Правда из разных мест и времен
— Ваш «Поход…» — все-таки это разговор с русскими о Монголии, или же разговор с русскими о русских?
— Это разговор о вечных проблемах. Но эти вечные проблемы, если их рассматривать на нашем остром современном материале, требуют какого-то отстранения. И в идеале, если быть честным, я должен был придумать какую-то Швамбранию и рассматривать все эти проблемы на материале вымышленной страны, построить чисто абстрагированную модель. Но это чревато тем, что будет никому не интересно. Поэтому желательно проблематику погрузить в реальную историю. Мир един, история едина, все мы люди и все очень сильно похожи друг на друга.
— Но вы, взяв реальную страну, реальные события, поместили их в несуществующую крепость Бар-Хото…
— Такого названия действительно нет. Но на самом деле там не все так фантастично, как многим кажется. Речь идет о реальной китайской крепости, которая называется Кобдо. Этот аймачный центр существуют и сейчас, там есть даже остатки этой крепости, которую штурмовали.
Прототип одного из героев романа, шамана Зундуй-гелуна тоже реален. Это очень известная фигура — Дамби-Джамцан-лама. И то, что в моей книге он совершал (например, описанная процедура освещения знамен, при которой кровью убитых китайцев рисуют магические иероглифы), является абсолютно реальной историей.
— Также, кстати, как и реален описанный вами тулун — кожа, снятая с врага и поднимаемая над воинами во время штурма…
— И это абсолютно реально. Так случается в литературе. Недавно один молодой писатель, узнав меня, в московской пельменной подошел ко мне. Мы с ним разговорились, он дал мне кое-что почитать из своего, мне очень понравилось, и я его спросил, правда ли то, что у него описано. Это запрещенный вопрос, так вообще-то нельзя спрашивать. Но он мне ответил: «Конечно, это правда, только из разных мест и из разных времен». У меня примерно также.
— Ваш роман выстроен как дневник, мемуары русского офицера Бориса Солодовникова, когда-то служившего в Монголии.
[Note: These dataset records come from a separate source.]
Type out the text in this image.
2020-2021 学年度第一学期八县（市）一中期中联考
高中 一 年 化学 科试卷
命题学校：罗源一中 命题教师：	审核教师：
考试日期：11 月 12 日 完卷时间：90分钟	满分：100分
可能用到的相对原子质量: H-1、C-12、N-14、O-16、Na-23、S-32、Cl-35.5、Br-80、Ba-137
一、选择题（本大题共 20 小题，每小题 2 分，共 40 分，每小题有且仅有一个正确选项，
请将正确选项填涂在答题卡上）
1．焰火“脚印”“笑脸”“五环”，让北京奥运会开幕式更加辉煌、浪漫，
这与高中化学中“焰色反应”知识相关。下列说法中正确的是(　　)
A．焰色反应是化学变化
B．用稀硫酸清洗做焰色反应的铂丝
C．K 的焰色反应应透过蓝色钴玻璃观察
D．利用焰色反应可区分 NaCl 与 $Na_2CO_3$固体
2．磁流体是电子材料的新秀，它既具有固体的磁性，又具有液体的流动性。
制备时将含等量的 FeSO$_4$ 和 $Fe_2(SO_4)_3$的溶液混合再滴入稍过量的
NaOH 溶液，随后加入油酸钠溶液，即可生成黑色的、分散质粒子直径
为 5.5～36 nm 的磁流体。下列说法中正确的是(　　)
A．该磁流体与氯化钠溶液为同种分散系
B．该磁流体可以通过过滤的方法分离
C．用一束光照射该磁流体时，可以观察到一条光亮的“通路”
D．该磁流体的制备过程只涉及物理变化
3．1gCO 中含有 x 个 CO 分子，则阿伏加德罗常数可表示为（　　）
У него есть прототип или же он совершенно выдуманный персонаж?
— Вообще интеллигентных русских офицеров было очень много. Вообще сегодня есть исследования, посвященные судьбам генштабистов русской армии после революции (по книге мой герой окончил академию генерального штаба). Одни из них встали за белых, другие — за красных, многие оставили после себя воспоминания… Борис Солодовников кто-то из этих людей.
— В начале XX века, когда происходят описываемые вами события, мир уже считает себя цивилизованным. И в этом цивилизованном мире мы вдруг видим небольшую локальную войну, в которой жестокость зашкаливает. И на взгляд европейца, кажется, что жестокость совсем неоправданная…
— Когда ты пишешь, тебя начинает захватывать история, сюжет, который нужно довести до какого-то логического конца. Все идеи, которые заложены в книге — о гибельности всего этого дела, о жестокости войны, должны завершиться чем-то вот таким. Конечно, это восток. Но война в любом случае, особенно на периферии, приобретает ужасные черты, неизбежно к этому приходит. На периферии этот ужас расползается мгновенно.
— А почему именно там?
— Меньше контроля. А еще идет столкновение с людьми, у которых другие представления о возможном, допустимом. И очень легко европеец перенимает эти правила. Вспомните, например, что творили бельгийцы в Конго? Ты приезжаешь сейчас в Бельгию и не понимаешь, как могли эти цивилизованные бельгийцы когда-то отрубать ребенку руку, за то, что он плохо работал в шахтах… За пределами очерченного как бы цивилизованного мира с нас очень легко спадают эти одежды. И неизвестно как мы вами повели бы себя в этой ситуации. Говорить, что это творили отдельные изверги, не получается.
Человек серединного пути
— Многие пишут, что «Поход на Бар-Хото» — это книга о национализме, а мне после прочтения показалось, что одной из основных линий была линия о мужчине и его женщинах…
— И о том, и об этом. Когда тебе много лет, ты снова превращаешься в юношу. Молодой писатель всегда хочет вложить в свою первую книгу все, что у него есть. А теперь у меня такое же чувство, я вкладываю все, о чем бы хотел сказать, в свою книгу, которая может оказаться последней.
— Наши читатели спрашивают, какие книги, прочитанные вами в детстве, на вас наиболее повлияли?
— Писатель, который на меня произвел неизгладимое впечатление и, наверное, повлиял на мой интерес к Монголии, это Василий Ян с его трилогией о монгольском нашествии — «Чингисхан», «Батый» и «К последнему морю».
— Кстати, сегодня среди историков и рядом с ними не утихают споры, от кого в нас, в российской государственности, общественном устройстве больше — от Золотой Орды или от Византии. А вы к какой точке зрения склоняетесь?
— Я как всегда человек серединного пути. Поэтому думаю, что в нас много оттуда и оттуда. И, мне кажется, уникальность России и русской политической культуры в соединении того и другого. Я не знаю других мест на земле, другой страны, где бы так переплетались вот эти две традиции.